I dont know if Im just being unreasonable expecting a grown man to help out around here. Getting him to mow the lawn is a challenge. I feel like I have 3 kids. Whenever I start bringing stuff up,he pulls the poor me act and cries if he thinks I want to leave. Yes,cries. Ive never seen anything like it. Not too attractive.
Sorry to ramble. Once I started to type I realized how much I keep in all the time. But I really want to know if I should just be happy or if I do have a right to be upset. Thanks

Welcome to the board lilmisspink,
I am so sorry to hear about your cancer. There is no doubt that you are scared and you have every right to be. Do you think you could go to couples counseling together to work on these issues? I think you need to stop acting like his mom and force him to be responsible for himself. There is no reason for you to be turning on his shower, picking out his clothes everyday, and even flushing the toilet after him. He is old enough to be doing this for himself. If he can't take care of himself, I don't blame you for worrying about him taking care of the children.
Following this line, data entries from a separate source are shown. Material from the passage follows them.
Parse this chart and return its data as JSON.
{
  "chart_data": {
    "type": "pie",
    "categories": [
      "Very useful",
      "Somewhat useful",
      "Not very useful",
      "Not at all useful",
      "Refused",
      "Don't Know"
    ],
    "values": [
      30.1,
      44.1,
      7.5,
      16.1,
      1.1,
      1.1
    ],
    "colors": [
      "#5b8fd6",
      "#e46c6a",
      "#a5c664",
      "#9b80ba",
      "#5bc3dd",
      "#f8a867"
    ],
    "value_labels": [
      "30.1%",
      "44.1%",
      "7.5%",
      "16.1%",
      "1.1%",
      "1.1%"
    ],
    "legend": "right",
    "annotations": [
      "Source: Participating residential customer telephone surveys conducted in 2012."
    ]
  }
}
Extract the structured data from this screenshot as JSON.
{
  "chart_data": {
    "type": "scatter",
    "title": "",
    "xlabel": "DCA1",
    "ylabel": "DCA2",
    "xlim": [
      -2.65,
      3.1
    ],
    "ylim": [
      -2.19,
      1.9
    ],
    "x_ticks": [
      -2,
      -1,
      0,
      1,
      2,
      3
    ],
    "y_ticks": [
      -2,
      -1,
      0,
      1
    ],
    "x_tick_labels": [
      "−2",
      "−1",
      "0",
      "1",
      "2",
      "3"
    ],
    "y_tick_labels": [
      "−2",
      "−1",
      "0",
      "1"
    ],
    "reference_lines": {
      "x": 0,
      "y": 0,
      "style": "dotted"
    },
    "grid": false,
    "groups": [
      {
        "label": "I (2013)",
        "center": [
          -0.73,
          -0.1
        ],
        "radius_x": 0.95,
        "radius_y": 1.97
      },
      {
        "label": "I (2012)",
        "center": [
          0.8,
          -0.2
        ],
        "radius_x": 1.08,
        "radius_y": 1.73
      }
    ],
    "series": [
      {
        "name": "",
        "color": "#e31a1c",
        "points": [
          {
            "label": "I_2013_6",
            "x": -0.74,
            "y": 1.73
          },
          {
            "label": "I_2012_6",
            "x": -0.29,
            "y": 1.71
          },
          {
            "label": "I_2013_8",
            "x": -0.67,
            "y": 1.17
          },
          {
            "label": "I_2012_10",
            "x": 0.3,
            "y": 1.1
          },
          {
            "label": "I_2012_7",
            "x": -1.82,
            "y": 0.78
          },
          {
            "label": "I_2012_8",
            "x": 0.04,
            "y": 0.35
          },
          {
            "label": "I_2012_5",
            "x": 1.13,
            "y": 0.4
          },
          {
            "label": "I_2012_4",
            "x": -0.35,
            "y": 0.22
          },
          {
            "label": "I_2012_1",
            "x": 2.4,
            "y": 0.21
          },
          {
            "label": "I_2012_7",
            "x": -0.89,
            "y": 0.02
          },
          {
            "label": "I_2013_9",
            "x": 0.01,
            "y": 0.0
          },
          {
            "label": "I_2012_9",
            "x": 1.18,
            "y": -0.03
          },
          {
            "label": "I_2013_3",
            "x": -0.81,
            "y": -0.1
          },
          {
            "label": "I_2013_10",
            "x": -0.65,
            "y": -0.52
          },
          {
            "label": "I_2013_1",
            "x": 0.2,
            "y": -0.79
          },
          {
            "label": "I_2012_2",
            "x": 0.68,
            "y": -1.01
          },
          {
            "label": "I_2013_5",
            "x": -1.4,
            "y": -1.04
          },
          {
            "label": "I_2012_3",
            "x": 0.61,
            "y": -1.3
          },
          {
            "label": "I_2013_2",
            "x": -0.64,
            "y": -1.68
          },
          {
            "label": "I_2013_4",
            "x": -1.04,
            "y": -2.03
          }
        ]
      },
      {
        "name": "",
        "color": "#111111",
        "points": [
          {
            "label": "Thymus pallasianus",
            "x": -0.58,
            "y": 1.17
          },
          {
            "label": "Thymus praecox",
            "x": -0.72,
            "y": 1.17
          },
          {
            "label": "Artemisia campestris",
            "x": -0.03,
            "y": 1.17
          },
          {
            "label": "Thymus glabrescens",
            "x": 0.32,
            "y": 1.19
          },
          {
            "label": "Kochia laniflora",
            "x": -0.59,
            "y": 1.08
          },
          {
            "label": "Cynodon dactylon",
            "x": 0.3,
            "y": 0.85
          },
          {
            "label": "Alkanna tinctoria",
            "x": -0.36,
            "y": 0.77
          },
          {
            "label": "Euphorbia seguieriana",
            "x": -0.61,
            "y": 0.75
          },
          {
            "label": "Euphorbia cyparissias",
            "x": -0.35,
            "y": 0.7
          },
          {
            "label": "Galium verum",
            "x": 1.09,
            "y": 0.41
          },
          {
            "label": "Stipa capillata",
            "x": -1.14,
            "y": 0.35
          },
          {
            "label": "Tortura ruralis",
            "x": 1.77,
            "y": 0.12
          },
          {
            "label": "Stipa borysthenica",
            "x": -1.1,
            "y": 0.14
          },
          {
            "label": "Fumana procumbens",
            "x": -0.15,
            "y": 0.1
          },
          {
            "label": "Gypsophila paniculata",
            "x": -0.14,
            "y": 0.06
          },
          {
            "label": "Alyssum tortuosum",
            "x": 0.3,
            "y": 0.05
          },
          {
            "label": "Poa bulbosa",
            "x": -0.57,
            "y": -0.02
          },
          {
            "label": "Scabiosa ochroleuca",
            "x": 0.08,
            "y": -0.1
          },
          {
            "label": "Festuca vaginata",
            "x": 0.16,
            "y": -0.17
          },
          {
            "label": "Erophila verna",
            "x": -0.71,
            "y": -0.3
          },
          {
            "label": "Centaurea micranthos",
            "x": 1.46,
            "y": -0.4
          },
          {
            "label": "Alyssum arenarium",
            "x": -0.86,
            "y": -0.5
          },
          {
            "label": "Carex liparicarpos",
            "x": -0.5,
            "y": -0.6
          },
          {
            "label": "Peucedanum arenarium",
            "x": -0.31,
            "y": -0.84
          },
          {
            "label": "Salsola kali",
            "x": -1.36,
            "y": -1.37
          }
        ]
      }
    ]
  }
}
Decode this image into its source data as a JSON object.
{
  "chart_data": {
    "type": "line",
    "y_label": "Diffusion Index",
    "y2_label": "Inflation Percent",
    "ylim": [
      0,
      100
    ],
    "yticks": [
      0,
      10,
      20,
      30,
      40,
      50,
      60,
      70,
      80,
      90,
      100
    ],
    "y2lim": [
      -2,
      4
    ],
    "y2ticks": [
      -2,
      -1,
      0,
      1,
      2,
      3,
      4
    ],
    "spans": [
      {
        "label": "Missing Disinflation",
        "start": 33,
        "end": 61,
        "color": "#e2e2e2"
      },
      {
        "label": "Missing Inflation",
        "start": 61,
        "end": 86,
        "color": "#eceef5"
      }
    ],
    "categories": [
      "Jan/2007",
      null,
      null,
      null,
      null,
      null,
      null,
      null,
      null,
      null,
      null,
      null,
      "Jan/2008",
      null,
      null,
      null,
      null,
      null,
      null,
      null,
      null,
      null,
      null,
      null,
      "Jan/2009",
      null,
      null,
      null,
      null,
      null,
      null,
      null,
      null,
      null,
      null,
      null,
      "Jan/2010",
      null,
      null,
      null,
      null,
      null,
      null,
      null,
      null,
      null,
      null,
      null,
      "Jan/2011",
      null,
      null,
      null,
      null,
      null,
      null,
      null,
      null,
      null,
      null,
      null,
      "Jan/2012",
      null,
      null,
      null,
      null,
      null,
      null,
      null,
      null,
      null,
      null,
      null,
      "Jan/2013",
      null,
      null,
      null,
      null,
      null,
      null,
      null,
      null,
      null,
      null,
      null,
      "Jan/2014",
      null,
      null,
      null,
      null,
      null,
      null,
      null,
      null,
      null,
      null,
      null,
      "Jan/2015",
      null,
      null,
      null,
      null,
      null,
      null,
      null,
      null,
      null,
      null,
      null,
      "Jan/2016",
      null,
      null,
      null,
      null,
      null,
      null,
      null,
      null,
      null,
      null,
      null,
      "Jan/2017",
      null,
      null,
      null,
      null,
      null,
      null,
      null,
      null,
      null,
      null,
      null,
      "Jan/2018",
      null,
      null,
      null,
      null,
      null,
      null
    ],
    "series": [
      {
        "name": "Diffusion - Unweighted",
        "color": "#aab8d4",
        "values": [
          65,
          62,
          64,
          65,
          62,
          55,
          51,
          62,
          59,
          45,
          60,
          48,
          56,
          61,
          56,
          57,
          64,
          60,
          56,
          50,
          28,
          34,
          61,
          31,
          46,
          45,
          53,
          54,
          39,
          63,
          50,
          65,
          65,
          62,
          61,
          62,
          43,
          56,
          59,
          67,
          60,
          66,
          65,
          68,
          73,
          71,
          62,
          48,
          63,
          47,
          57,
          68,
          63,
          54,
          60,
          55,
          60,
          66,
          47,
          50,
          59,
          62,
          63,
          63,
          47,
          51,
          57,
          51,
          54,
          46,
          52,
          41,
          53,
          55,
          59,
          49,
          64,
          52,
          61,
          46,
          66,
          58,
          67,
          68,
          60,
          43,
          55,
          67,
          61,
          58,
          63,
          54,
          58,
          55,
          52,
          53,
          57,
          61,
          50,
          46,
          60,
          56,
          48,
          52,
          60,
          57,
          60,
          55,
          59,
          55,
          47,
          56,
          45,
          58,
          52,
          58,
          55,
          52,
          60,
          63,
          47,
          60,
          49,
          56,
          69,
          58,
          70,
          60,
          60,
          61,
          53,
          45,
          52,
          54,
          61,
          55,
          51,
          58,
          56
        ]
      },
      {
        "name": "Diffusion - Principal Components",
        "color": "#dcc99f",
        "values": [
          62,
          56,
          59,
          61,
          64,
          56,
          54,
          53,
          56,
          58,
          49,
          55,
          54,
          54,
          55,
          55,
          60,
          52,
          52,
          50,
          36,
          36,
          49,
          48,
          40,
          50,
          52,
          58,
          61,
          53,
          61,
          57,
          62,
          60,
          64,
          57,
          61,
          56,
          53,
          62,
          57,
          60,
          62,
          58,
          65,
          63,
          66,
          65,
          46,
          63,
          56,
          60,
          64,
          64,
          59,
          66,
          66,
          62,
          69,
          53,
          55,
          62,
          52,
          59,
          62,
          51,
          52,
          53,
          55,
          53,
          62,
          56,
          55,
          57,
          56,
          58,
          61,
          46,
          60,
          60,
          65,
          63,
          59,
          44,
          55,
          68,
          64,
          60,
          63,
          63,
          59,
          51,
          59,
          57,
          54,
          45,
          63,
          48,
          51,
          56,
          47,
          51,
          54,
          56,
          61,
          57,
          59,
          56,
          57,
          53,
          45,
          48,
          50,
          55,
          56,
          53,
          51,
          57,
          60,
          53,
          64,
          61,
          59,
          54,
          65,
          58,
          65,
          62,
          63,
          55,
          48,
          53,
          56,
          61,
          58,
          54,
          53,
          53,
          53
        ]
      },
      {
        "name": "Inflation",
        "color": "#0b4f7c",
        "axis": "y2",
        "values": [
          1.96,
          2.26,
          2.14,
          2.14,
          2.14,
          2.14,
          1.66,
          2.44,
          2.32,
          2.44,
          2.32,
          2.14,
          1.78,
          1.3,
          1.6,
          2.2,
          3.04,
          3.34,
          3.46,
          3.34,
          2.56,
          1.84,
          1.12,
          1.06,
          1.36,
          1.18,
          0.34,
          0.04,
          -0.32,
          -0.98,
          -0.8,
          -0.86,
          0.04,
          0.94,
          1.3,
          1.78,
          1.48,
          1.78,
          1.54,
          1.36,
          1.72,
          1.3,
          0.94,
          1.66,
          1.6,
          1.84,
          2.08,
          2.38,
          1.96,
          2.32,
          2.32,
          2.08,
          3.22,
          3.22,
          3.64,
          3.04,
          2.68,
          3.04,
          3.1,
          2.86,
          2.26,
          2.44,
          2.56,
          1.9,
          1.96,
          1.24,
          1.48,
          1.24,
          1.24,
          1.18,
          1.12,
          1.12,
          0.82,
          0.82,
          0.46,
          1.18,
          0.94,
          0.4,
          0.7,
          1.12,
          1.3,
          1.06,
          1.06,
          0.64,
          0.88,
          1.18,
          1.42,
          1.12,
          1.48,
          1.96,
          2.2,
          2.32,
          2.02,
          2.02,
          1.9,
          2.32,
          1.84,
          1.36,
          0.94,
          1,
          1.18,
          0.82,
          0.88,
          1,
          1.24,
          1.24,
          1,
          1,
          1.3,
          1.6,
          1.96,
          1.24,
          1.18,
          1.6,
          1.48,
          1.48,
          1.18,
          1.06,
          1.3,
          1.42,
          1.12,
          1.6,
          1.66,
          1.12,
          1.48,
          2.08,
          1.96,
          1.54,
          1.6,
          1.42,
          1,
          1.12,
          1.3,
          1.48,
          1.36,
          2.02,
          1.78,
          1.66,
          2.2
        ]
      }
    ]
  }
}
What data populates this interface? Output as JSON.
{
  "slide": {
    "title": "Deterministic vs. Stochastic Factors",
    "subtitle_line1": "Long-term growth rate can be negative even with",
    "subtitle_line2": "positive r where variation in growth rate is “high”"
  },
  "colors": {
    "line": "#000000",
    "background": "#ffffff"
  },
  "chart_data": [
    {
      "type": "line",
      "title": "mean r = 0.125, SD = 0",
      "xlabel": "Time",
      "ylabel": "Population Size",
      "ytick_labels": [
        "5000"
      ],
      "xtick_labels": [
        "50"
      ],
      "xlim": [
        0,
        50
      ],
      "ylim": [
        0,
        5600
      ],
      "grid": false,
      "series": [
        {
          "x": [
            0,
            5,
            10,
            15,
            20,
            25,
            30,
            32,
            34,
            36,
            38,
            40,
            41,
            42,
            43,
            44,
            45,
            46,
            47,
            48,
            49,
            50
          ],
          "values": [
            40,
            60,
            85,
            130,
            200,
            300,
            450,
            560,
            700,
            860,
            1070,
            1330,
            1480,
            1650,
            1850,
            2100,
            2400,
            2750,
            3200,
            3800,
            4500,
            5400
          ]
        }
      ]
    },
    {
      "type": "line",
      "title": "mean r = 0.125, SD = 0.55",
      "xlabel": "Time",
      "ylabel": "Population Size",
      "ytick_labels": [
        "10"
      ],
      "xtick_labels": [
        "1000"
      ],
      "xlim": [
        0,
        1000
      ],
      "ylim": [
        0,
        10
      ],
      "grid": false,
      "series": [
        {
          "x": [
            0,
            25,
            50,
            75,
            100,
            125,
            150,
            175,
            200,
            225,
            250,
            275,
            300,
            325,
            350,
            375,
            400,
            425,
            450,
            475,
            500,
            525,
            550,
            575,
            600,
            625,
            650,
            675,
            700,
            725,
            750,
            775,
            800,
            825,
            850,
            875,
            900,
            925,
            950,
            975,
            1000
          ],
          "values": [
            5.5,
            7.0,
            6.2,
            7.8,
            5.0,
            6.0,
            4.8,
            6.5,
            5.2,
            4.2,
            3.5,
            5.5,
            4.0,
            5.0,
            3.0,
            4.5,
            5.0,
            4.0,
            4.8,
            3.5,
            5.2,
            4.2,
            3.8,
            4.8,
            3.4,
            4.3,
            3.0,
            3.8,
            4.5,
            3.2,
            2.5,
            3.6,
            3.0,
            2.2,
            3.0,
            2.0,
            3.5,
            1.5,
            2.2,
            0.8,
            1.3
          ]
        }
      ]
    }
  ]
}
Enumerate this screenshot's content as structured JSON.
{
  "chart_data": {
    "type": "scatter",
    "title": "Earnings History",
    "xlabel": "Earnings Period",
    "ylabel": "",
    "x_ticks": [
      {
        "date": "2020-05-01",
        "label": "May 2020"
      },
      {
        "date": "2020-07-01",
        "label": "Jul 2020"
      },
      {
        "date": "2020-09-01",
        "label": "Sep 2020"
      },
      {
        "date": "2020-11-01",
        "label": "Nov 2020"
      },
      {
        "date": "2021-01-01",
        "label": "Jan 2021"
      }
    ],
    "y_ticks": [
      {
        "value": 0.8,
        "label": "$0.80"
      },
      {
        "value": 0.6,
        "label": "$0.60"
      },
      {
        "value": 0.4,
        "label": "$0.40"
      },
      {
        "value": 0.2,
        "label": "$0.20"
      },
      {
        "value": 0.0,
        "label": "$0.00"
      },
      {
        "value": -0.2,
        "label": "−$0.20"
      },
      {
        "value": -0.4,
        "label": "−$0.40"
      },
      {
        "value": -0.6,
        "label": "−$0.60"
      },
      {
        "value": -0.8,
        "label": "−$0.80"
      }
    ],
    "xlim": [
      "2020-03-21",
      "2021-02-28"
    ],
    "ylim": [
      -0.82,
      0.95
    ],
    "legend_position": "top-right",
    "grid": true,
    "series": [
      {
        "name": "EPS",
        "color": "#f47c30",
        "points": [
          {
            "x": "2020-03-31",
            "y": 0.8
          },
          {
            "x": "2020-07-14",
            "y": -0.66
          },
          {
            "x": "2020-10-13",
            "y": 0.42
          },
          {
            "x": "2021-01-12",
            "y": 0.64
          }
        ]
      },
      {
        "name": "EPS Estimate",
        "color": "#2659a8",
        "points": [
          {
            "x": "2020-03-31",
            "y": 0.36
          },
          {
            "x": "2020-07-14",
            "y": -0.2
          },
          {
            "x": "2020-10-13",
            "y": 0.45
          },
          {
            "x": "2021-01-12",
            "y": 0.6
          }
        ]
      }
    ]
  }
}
Do you have family nearby that could help you take care of them?
glitter-graphics.com
What makes you think you HAVE TO DO ALL THESE THINGS FOR HIM? Lets be honest...what exactly would happen if you just got up one day and said NO to him. No starting the shower...NO flushing the toilet? He will be forced to do it himself. You are enabling his behavior and it needs to stop today.
Frani
Welcome to the board lilmisspink,
It's hard to have a relationship with an adult that takes on the role of another child.